Governor of Tennessee
Even though the Tennessee State Constitution had been amended in early 1978 to allow a governor to succeed himself, Blanton chose not to seek re-election, due to a number of scandals. Alexander once again ran for governor, and made a name for himself by walking 1,000 miles (1,600 km) across the state wearing a red and black plaid shirt. He defeated Knoxville banker Jake Butcher in the November election. In early 1979, a furor ensued over pardons made by Blanton.

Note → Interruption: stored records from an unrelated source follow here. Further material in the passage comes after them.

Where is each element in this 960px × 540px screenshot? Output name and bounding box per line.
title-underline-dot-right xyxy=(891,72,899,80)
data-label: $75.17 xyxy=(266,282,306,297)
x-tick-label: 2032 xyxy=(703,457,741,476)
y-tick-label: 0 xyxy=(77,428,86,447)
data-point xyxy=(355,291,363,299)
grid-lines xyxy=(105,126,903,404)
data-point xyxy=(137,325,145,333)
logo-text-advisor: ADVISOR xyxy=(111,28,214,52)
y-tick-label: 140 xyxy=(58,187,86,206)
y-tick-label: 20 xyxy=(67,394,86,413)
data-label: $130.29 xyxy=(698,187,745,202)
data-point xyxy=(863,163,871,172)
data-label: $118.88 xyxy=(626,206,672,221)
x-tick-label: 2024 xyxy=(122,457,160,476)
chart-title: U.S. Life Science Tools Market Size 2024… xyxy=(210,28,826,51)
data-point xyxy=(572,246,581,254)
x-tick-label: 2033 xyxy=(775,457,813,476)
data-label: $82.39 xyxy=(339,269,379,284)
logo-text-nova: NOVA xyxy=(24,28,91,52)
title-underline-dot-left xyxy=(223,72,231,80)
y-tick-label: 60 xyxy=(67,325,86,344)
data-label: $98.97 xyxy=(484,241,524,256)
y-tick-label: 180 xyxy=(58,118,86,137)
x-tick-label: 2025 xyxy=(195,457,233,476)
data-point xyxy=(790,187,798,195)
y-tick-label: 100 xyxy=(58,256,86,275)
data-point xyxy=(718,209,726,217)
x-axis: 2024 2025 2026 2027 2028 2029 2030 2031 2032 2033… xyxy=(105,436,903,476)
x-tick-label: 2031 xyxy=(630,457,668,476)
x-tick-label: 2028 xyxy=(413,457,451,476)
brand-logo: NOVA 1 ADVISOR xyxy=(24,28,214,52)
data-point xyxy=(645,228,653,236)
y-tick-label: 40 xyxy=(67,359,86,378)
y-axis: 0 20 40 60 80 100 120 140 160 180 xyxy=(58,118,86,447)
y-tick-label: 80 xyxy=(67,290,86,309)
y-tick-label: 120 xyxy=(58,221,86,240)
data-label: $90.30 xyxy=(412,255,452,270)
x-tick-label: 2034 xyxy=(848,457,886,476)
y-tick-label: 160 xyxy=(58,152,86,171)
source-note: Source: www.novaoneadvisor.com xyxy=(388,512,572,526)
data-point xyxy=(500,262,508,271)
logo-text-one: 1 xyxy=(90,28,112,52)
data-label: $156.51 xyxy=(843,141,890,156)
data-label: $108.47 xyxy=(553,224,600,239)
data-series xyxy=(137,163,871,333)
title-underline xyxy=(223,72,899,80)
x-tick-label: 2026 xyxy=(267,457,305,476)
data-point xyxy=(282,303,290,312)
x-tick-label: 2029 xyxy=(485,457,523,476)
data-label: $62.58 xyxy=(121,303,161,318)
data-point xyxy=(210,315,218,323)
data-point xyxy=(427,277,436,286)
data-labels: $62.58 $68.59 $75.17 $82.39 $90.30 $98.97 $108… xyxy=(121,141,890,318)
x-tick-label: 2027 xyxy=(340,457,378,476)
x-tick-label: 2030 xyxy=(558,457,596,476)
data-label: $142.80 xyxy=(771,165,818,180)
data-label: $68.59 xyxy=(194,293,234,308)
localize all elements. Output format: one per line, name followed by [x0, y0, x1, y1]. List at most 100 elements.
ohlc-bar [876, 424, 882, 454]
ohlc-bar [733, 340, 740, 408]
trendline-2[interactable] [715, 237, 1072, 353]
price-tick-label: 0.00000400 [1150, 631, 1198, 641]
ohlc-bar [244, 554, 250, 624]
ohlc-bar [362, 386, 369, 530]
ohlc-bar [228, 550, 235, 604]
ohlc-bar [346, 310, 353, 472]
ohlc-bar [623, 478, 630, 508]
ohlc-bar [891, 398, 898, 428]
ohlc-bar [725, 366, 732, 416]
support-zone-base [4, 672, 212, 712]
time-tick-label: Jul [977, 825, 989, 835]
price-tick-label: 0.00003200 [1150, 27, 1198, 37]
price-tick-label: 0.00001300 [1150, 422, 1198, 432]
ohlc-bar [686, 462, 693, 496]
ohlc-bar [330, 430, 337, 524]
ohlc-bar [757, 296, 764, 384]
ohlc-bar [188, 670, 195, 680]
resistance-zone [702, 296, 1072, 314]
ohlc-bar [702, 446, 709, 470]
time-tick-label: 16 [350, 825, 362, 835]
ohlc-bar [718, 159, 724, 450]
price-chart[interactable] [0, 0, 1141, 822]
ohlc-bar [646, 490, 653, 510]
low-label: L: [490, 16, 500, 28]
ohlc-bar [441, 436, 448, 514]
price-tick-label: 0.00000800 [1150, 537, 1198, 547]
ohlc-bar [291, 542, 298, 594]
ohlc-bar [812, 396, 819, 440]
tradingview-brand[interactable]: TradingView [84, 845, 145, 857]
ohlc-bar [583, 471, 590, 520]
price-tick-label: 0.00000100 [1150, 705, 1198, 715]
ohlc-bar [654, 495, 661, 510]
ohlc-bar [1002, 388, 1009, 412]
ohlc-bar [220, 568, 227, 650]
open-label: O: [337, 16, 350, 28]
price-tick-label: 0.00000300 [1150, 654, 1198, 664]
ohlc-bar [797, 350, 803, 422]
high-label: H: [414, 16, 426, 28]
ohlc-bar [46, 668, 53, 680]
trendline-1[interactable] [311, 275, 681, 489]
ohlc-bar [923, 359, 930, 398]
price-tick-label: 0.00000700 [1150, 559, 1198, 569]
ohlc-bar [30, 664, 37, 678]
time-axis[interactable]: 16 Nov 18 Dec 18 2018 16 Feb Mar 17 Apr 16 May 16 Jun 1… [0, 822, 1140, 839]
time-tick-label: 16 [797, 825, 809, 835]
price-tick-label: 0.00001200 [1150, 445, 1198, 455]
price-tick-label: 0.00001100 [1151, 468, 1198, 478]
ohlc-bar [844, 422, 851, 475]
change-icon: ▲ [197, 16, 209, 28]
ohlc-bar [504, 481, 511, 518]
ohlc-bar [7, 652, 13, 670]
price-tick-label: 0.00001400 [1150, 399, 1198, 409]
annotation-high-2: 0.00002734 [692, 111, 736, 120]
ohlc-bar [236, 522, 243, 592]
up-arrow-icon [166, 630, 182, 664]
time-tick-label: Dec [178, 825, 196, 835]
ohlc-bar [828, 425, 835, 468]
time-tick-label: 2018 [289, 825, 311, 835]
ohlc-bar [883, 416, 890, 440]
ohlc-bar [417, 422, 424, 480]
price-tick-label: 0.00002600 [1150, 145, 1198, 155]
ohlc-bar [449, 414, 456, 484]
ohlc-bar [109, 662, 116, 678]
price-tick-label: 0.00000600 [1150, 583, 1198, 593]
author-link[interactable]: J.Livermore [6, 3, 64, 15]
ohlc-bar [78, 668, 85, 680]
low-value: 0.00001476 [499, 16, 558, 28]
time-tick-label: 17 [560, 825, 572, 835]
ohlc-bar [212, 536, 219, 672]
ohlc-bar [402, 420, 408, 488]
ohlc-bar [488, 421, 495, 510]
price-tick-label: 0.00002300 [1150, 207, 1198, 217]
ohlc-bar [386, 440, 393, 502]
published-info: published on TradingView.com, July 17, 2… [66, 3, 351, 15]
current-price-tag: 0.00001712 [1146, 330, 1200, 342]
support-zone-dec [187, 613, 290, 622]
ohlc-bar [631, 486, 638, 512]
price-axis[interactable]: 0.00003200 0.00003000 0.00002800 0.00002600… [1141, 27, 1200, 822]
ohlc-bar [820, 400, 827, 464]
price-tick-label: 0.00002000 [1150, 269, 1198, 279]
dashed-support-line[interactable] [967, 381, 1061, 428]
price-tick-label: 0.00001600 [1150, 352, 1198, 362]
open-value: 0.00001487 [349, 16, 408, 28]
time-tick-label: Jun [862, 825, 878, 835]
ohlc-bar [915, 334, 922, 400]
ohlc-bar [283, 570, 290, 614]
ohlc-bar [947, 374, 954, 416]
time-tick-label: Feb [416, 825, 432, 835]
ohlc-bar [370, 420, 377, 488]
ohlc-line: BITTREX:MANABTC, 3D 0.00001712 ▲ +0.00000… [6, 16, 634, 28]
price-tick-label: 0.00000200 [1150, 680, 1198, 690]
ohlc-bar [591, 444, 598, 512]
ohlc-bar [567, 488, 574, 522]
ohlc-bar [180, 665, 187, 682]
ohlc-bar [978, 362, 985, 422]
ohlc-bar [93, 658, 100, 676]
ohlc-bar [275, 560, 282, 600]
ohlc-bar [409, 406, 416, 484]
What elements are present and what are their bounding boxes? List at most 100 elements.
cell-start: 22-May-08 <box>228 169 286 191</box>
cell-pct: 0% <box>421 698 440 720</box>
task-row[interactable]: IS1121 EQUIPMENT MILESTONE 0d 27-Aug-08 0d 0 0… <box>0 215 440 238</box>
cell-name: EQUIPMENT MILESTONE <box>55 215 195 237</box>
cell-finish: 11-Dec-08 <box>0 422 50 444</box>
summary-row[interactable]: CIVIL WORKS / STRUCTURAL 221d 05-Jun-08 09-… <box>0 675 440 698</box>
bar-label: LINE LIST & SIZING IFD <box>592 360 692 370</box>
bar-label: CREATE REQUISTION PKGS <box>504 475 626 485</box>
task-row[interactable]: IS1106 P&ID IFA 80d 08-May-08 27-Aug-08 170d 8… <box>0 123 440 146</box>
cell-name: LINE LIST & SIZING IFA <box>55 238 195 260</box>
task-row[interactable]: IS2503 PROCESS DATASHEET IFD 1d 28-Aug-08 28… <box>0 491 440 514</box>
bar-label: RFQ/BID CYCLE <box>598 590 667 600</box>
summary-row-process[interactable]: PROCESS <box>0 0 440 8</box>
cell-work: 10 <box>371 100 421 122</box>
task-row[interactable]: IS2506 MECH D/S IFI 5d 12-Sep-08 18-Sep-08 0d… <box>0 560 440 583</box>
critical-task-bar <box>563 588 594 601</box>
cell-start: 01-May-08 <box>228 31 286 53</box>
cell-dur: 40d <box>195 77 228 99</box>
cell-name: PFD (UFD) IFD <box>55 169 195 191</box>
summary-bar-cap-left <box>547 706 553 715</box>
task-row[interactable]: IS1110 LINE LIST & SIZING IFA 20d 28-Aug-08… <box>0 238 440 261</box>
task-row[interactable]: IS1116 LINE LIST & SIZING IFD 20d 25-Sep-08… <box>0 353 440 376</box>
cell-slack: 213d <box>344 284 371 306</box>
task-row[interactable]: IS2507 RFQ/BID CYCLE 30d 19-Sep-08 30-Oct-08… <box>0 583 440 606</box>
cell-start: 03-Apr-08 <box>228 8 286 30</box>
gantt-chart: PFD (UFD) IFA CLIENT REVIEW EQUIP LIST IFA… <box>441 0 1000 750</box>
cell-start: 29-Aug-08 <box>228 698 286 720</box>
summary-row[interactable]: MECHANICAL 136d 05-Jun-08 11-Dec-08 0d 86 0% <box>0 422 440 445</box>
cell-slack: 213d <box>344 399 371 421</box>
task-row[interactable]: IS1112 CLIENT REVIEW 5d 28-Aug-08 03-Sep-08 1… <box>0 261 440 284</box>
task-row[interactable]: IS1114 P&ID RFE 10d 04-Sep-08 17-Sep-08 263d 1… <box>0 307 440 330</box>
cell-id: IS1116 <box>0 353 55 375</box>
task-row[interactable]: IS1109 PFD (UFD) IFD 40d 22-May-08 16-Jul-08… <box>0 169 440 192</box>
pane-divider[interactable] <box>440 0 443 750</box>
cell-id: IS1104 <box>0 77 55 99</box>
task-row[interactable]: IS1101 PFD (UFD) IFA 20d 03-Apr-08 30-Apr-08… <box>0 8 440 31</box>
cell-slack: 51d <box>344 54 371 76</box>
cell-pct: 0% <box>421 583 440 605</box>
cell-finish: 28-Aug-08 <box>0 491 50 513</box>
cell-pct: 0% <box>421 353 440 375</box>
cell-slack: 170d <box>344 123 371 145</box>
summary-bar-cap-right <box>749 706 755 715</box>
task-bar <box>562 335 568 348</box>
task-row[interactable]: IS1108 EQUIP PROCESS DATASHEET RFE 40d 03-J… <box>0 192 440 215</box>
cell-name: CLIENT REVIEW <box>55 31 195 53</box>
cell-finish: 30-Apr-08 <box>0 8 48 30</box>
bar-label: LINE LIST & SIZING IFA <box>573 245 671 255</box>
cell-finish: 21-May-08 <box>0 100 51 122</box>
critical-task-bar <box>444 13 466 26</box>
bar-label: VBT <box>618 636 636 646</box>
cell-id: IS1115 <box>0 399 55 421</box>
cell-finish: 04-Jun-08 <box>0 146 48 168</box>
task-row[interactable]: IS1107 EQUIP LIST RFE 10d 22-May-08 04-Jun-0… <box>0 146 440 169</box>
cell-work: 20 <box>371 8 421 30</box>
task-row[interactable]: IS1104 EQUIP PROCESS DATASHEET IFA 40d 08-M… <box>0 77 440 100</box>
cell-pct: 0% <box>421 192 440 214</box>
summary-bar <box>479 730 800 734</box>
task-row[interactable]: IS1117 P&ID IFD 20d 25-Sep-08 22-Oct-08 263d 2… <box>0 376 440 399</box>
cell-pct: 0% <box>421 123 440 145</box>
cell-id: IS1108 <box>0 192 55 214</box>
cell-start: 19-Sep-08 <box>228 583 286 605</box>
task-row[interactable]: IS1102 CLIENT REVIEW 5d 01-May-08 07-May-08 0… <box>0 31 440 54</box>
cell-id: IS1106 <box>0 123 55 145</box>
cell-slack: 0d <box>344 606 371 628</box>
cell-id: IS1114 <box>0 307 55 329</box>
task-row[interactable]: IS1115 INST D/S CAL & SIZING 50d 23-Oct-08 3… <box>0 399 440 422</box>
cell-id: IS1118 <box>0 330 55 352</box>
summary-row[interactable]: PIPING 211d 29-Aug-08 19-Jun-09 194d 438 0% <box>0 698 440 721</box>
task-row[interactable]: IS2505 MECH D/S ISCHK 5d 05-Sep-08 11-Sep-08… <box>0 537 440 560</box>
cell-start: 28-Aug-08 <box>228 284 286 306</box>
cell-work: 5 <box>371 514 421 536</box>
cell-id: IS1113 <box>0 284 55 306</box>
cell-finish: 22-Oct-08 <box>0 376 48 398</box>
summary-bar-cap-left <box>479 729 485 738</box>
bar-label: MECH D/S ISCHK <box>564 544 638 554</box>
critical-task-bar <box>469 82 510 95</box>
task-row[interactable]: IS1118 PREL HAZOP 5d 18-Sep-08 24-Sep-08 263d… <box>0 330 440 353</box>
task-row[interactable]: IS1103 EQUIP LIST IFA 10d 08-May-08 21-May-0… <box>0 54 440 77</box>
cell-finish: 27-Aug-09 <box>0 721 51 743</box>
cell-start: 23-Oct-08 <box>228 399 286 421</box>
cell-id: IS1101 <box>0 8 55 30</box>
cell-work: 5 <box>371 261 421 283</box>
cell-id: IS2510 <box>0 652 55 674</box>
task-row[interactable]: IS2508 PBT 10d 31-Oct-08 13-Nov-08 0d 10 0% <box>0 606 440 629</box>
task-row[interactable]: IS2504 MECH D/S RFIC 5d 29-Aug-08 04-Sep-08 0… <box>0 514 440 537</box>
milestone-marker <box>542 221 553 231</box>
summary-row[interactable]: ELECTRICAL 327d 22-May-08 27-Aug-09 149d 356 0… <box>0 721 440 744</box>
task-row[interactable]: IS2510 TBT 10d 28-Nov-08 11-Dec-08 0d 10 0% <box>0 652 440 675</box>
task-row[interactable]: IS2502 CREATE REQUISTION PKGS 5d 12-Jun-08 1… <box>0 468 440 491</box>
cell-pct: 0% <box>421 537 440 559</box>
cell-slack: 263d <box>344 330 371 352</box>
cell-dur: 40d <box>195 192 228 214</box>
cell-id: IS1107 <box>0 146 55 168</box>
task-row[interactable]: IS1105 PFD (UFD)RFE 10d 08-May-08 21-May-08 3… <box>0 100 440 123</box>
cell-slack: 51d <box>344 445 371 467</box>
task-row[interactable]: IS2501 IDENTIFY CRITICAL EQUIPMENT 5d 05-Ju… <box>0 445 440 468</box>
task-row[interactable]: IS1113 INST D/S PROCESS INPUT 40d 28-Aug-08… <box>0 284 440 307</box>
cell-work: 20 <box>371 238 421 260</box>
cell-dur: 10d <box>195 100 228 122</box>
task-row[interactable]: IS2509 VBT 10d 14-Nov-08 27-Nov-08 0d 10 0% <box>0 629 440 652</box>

Since the state constitution is somewhat vague on when a governor must be sworn in, several political leaders from both parties, including Lieutenant Governor John S. Wilder and State House Speaker Ned McWherter, arranged for Alexander to be sworn in three days earlier than the traditional inauguration day. Wilder later called the move "impeachment Tennessee-style." Alexander made history by becoming the first Tennessee governor reelected to a second 4-year term (after the 1978 amendment, see above) by defeating Knoxville mayor Randy Tyree in the 1982 election, carrying almost 70% of Knox County. Since that time, every Tennessee Governor has been elected to consecutive terms. During his second term, he served as chairman of the National Governors Association from 1985 to 1986. After opting out of the 1984 U.S. Senate contest for the open seat of retiring Majority Leader Howard Baker, Alexander was constitutionally ineligible for a third term and stepped down from the governorship in January 1987.
2008 Re-election campaign
In April 2007, Alexander announced he would run for re-election to the Senate in 2008. Alexander was favored throughout the entire campaign, due to his long history in Tennessee politics and a disorganized Democratic opposition. His rivals were former state Democratic Party Chairman Bob Tuke, who won a heated primary, and Libertarian candidate Daniel T. Lewis. Alexander won reelection in a landslide, taking 65 percent of the vote to Tuke's 32 percent.
Alexander also carried all but one of Tennessee's 95 counties; he lost only in majority-black Haywood County in western Tennessee. He won the normally Democratic strongholds of Davidson and Shelby counties—home to Nashville and Memphis, respectively. Alexander also benefited from the coattails of John McCain's solid victory statewide in the Presidential race.